Appearance before the Standing Committee on Access to Information, Privacy and Ethics to discuss the study about the breach of personal information involving Cambridge Analytica and Facebook

April 17, 2018
Ottawa, Ontario

Opening Statement by Daniel Therrien
Privacy Commissioner of Canada

(Check against delivery)

---

Introduction

Good morning Honourable Members.

I would like to thank the Committee for the invitation today to discuss the privacy implications of online platforms and appropriate legislative responses to the concerns of citizens about how their personal information is being used.

As you are aware, I received a complaint about this matter and announced some weeks ago that my Office is conducting a formal investigation into how personal information on Canadians has been impacted by the activities of Facebook and Aggregate IQ.

Due to my confidentiality obligations under the law, I’m not in a position to discuss the details of this investigation with you today. I cannot prejudge our findings.

What I can share with you, however, is some perspective on the wider context that may assist you as you begin your study.

Trust and the Economics of Personal Information

Canadians want to enjoy the many benefits of the digital economy, but they rightly expect they can do so without fear that their rights will be violated and their personal information will be used against them.

They want to trust that rules, legislation and government will protect them from harm.

In the recent Facebook matter, what happened, as acknowledged by CEO Mark Zuckerberg, was a "major breach of trust".

And as recognized by the CEO of another giant tech company, Tim Cook of Apple, the situation is so dire that it is now time to develop well-crafted legislation to regulate the digital economy.

The time of self-regulation is over.

In Canada we, of course, have privacy legislation but it is quite permissive and gives companies wide latitude to use personal information for their own benefit.  

Under PIPEDA, organizations have a legal obligation to be accountable, but Canadians cannot rely exclusively on companies to manage their information responsibly.

Transparency and accountability are necessary but they are not sufficient.

To be clear, it is not enough to ask companies to live up to their responsibilities.

Canadians need stronger privacy laws that will protect them when organizations fail to do so.

This was a major conclusion of my annual report to Parliament last year and a point I made during your recent study of PIPEDA, Canada's private sector privacy law.

Significantly, given the opaqueness of business models and complexity of data flows, the law should allow my Office to go into an organization to independently confirm that the principles in our privacy laws are being respected — without necessarily suspecting a violation of the law.

The time has also come to provide my office with the power to make orders and issue financial penalties — helping us to more effectively deal with those who refuse to comply with the law.

Strengthened legislation does not need to be an impediment to innovation.

We know that personal information plays a key role in the digital economy, including advances in the field of artificial intelligence which are necessary for Canada’s social and economic development.

We need legislation that ensures as a general rule that Canadians provide meaningful, informed consent for the collection and use of their personal information. But consent will not always be possible in the world of big data and artificial intelligence, where personal information may be used for multiple purposes not always known when it is collected.

This is why we recommended that Parliament examine exceptions to consent. We believe such exceptions, subject to conditions that would offer other forms of privacy protection, are preferable to relying on an interpretation of consent that is so broad as to become meaningless.

We prefer narrower, specific exceptions — but we recognize that one option could be a European-style legitimate interest exception.

I’m very pleased that your committee recently issued a report calling for comprehensive changes to the federal private sector privacy law, which included several recommendations I had made, and others that would significant improve the privacy rights of Canadians.

Your report has shown that you are attuned to the issues stemming from the dated state of federal privacy laws in Canada and you have actively called upon the Government to make comprehensive changes. Many in society are making similar calls. Even leaders of the tech industry now see the need for enhanced regulations.

If there ever was a time for action, this is it.

Privacy protections and political parties

Another area ripe for action concerns privacy protections and political parties.

As you are aware, no federal privacy law applies to political parties; British Columbia is the only province to cover them.

This is not the case in many other jurisdictions.  The UK, much of the EU and New Zealand all cover political organizations with their laws.

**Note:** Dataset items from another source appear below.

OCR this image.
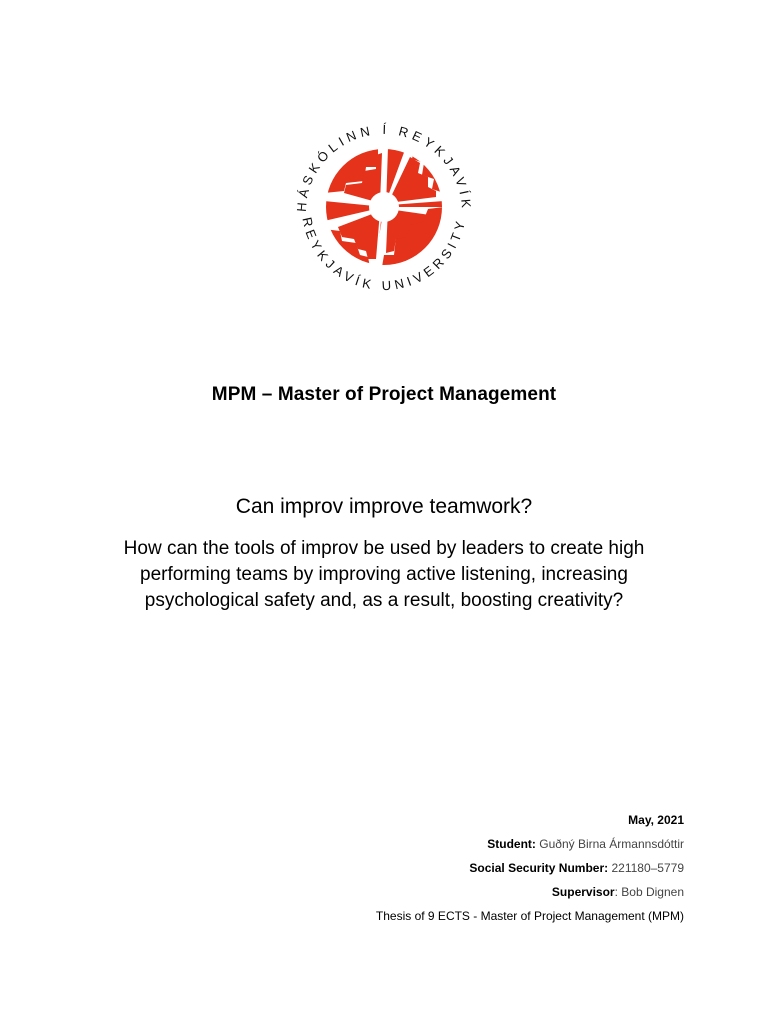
HÁSKÓLINN Í REYKJAVÍK
REYKJAVÍK UNIVERSITY
MPM – Master of Project Management
Can improv improve teamwork?
How can the tools of improv be used by leaders to create high performing teams by improving active listening, increasing psychological safety and, as a result, boosting creativity?
May, 2021
Student: Guðný Birna Ármannsdóttir
Social Security Number: 221180–5779
Supervisor: Bob Dignen
Thesis of 9 ECTS - Master of Project Management (MPM)
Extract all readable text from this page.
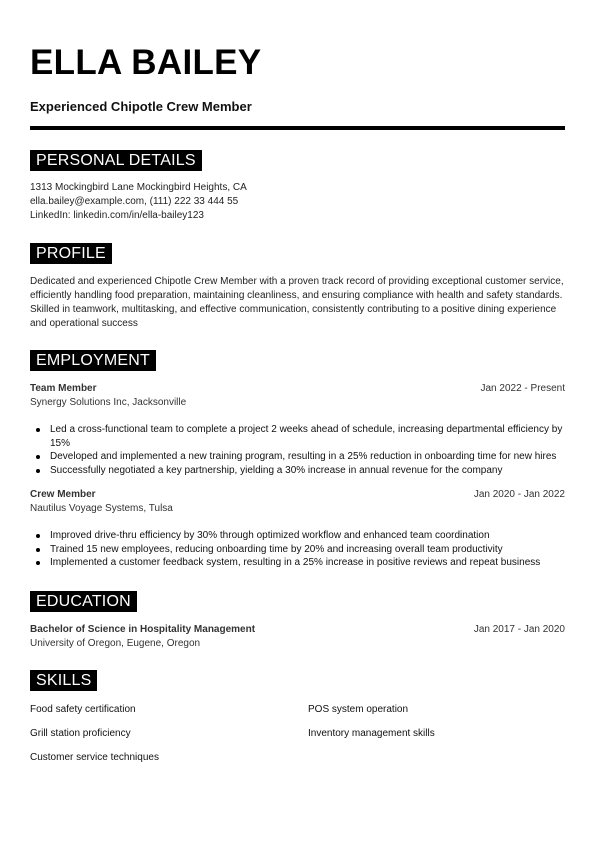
ELLA BAILEY
Experienced Chipotle Crew Member
PERSONAL DETAILS
1313 Mockingbird Lane Mockingbird Heights, CA
ella.bailey@example.com, (111) 222 33 444 55
LinkedIn: linkedin.com/in/ella-bailey123
PROFILE
Dedicated and experienced Chipotle Crew Member with a proven track record of providing exceptional customer service,
efficiently handling food preparation, maintaining cleanliness, and ensuring compliance with health and safety standards.
Skilled in teamwork, multitasking, and effective communication, consistently contributing to a positive dining experience
and operational success
EMPLOYMENT
Team Member	Jan 2022 - Present
Synergy Solutions Inc, Jacksonville
Led a cross-functional team to complete a project 2 weeks ahead of schedule, increasing departmental efficiency by
15%
Developed and implemented a new training program, resulting in a 25% reduction in onboarding time for new hires
Successfully negotiated a key partnership, yielding a 30% increase in annual revenue for the company
Crew Member	Jan 2020 - Jan 2022
Nautilus Voyage Systems, Tulsa
Improved drive-thru efficiency by 30% through optimized workflow and enhanced team coordination
Trained 15 new employees, reducing onboarding time by 20% and increasing overall team productivity
Implemented a customer feedback system, resulting in a 25% increase in positive reviews and repeat business
EDUCATION
Bachelor of Science in Hospitality Management	Jan 2017 - Jan 2020
University of Oregon, Eugene, Oregon
SKILLS
Food safety certification	POS system operation
Grill station proficiency	Inventory management skills
Customer service techniques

In point of fact, in many EU states, information about political views and membership is considered highly sensitive, even within existing data protection regimes, requiring additional protections.

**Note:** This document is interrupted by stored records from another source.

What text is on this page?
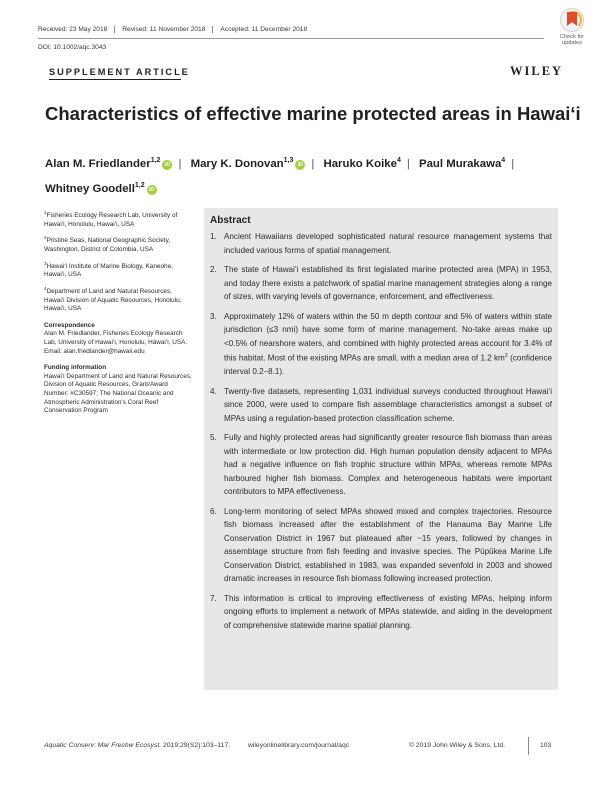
Received: 23 May 2018	Revised: 11 November 2018	Accepted: 11 December 2018
DOI: 10.1002/aqc.3043
Check for
updates
SUPPLEMENT ARTICLE	WILEY
Characteristics of effective marine protected areas in Hawai‘i
Alan M. Friedlander$^{1,2}$iD | Mary K. Donovan$^{1,3}$iD | Haruko Koike$^4$ | Paul Murakawa$^4$ | Whitney Goodell$^{1,2}$iD
$^1$Fisheries Ecology Research Lab, University of Hawai‘i, Honolulu, Hawai‘i, USA
$^2$Pristine Seas, National Geographic Society, Washington, District of Colombia, USA
$^3$Hawai‘i Institute of Marine Biology, Kaneohe, Hawai‘i, USA
$^4$Department of Land and Natural Resources, Hawai‘i Division of Aquatic Resources, Honolulu, Hawai‘i, USA
Correspondence
Alan M. Friedlander, Fisheries Ecology Research Lab, University of Hawai‘i, Honolulu, Hawai‘i, USA.
Email: alan.friedlander@hawaii.edu
Funding information
Hawai‘i Department of Land and Natural Resources, Division of Aquatic Resources, Grant/Award Number: #C30597; The National Oceanic and Atmospheric Administration's Coral Reef Conservation Program
Abstract
1. Ancient Hawaiians developed sophisticated natural resource management systems that included various forms of spatial management.
2. The state of Hawai‘i established its first legislated marine protected area (MPA) in 1953, and today there exists a patchwork of spatial marine management strategies along a range of sizes, with varying levels of governance, enforcement, and effectiveness.
3. Approximately 12% of waters within the 50 m depth contour and 5% of waters within state jurisdiction (≤3 nmi) have some form of marine management. No-take areas make up <0.5% of nearshore waters, and combined with highly protected areas account for 3.4% of this habitat. Most of the existing MPAs are small, with a median area of 1.2 $km^2$ (confidence interval 0.2–8.1).
4. Twenty-five datasets, representing 1,031 individual surveys conducted throughout Hawai‘i since 2000, were used to compare fish assemblage characteristics amongst a subset of MPAs using a regulation-based protection classification scheme.
5. Fully and highly protected areas had significantly greater resource fish biomass than areas with intermediate or low protection did. High human population density adjacent to MPAs had a negative influence on fish trophic structure within MPAs, whereas remote MPAs harboured higher fish biomass. Complex and heterogeneous habitats were important contributors to MPA effectiveness.
6. Long-term monitoring of select MPAs showed mixed and complex trajectories. Resource fish biomass increased after the establishment of the Hanauma Bay Marine Life Conservation District in 1967 but plateaued after ~15 years, followed by changes in assemblage structure from fish feeding and invasive species. The Pūpūkea Marine Life Conservation District, established in 1983, was expanded sevenfold in 2003 and showed dramatic increases in resource fish biomass following increased protection.
7. This information is critical to improving effectiveness of existing MPAs, helping inform ongoing efforts to implement a network of MPAs statewide, and aiding in the development of comprehensive statewide marine spatial planning.
Aquatic Conserv: Mar Freshw Ecosyst. 2019;29(S2):103–117.	wileyonlinelibrary.com/journal/aqc	© 2019 John Wiley & Sons, Ltd.	103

There are also now — in the digital environment — so many more actors involved: data brokers, analytics firms, social networks, content providers, digital marketers, telecom firms and so forth.

So while I am currently investigating commercial organizations such as Facebook and Aggregate IQ, I am unable to investigate how political parties use the personal information they may receive from corporate actors.

This is an important gap.

Some independent authority needs to have the ability to review the practices of political parties and to assess whether privacy rights are being truly respected by all relevant players.  

This gap requires addressing in one statutory form or another, either in privacy laws, in the Canada Elections Act or in a specific statute.

Conclusion

In conclusion, I would again highlight the urgency to act, as well as the stakes involved.

The integrity of our democratic processes — as well as trust in our digital economy — are both clearly facing significant risks.

I cannot think of more relevant questions for legislators to confront — and I applaud you for commencing this important study.  

Thank you again and I would welcome your questions.